Embora, num primeiro momento, possa-se pensar que existem atividades ilesas aos efeitos financeiros negativos que a pandemia provoca, deve-se ter em mente que o isolamento social enseja a redução do deslocamento de pessoas, o que, consequentemente, afeta os empreendimentos que dependem dessa mobilidade, como, por exemplo, postos de gasolina.

Cientes deste contexto particular, recentemente, a 27ª câmara de direito privado do Tribunal de Justiça do Estado de São Paulo entendeu por bem manter tutela de urgência, deferida pelo juízo de piso, que reduziu o aluguel de um posto de combustíveis em 50%.

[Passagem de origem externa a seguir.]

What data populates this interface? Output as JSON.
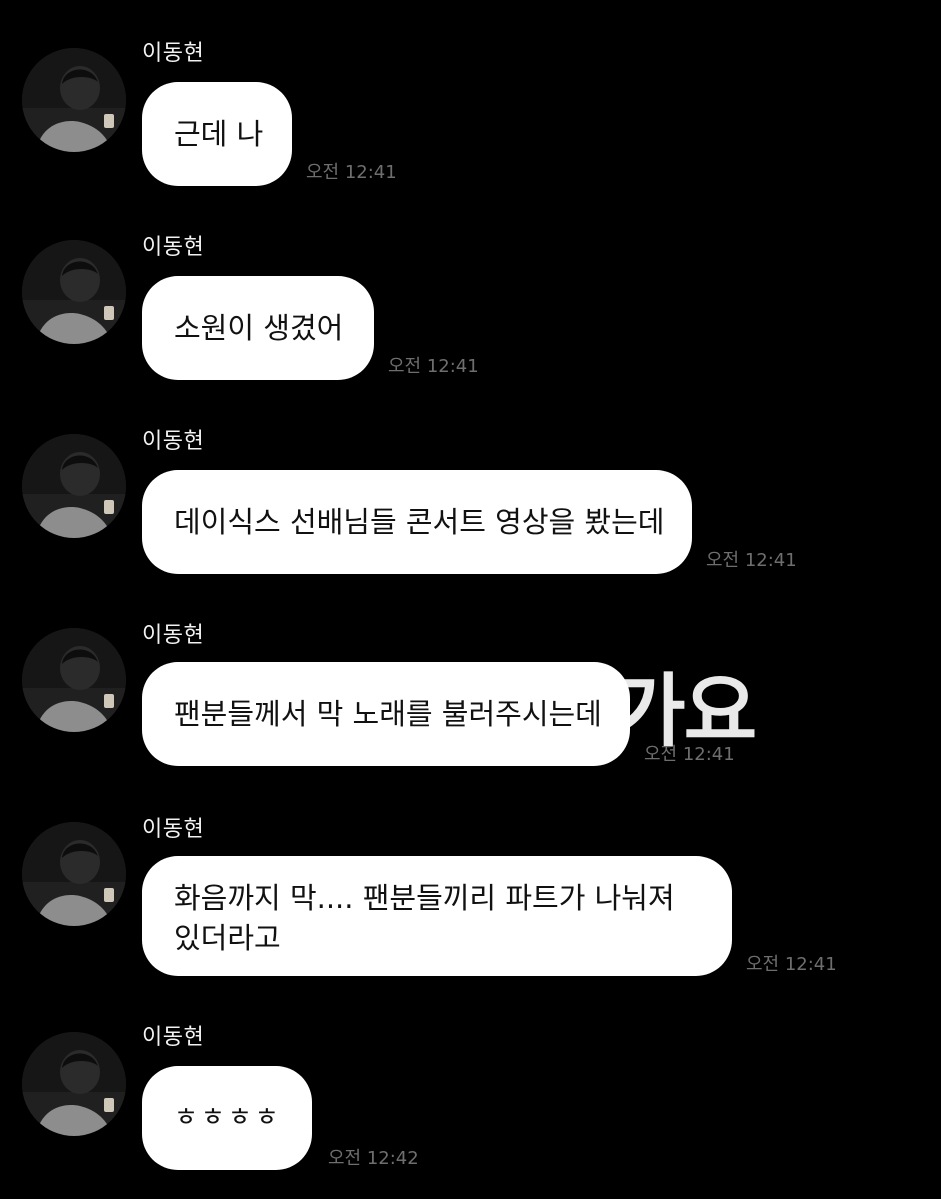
{
  "sender_name": "이동현",
  "overlay_text": "가요",
  "messages": [
    {
      "name": "이동현",
      "text": "근데 나",
      "time": "오전 12:41"
    },
    {
      "name": "이동현",
      "text": "소원이 생겼어",
      "time": "오전 12:41"
    },
    {
      "name": "이동현",
      "text": "데이식스 선배님들 콘서트 영상을 봤는데",
      "time": "오전 12:41"
    },
    {
      "name": "이동현",
      "text": "팬분들께서 막 노래를 불러주시는데",
      "time": "오전 12:41"
    },
    {
      "name": "이동현",
      "text": "화음까지 막.... 팬분들끼리 파트가 나눠져 있더라고",
      "time": "오전 12:41"
    },
    {
      "name": "이동현",
      "text": "ㅎㅎㅎㅎ",
      "time": "오전 12:42"
    }
  ],
  "colors": {
    "background": "#000000",
    "bubble": "#ffffff",
    "bubble_text": "#111111",
    "name_text": "#f2f2f2",
    "time_text": "#6e6e6e"
  },
  "icons": {
    "avatar": "profile-photo"
  }
}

Segundo o relator, a atual situação econômica, instaurada pela pandemia da covid-19, justifica a intervenção judicial nas relações contratuais (art. 317 do Código Civil) sobretudo para garantir o equilíbrio contratual, a boa-fé e a função social, princípios limitadores da autonomia privada, mesmo em atividades que não sofreram com o “lockdown” imposto pelo governo do Estado de São Paulo.

Logo, chega-se à conclusão de que o Poder Judiciário já intervém em contrato de locação firmados por empresas que exploram atividades essenciais, o que acena para um alento àqueles que depende do fluxo de pessoas à obtenção de lucro.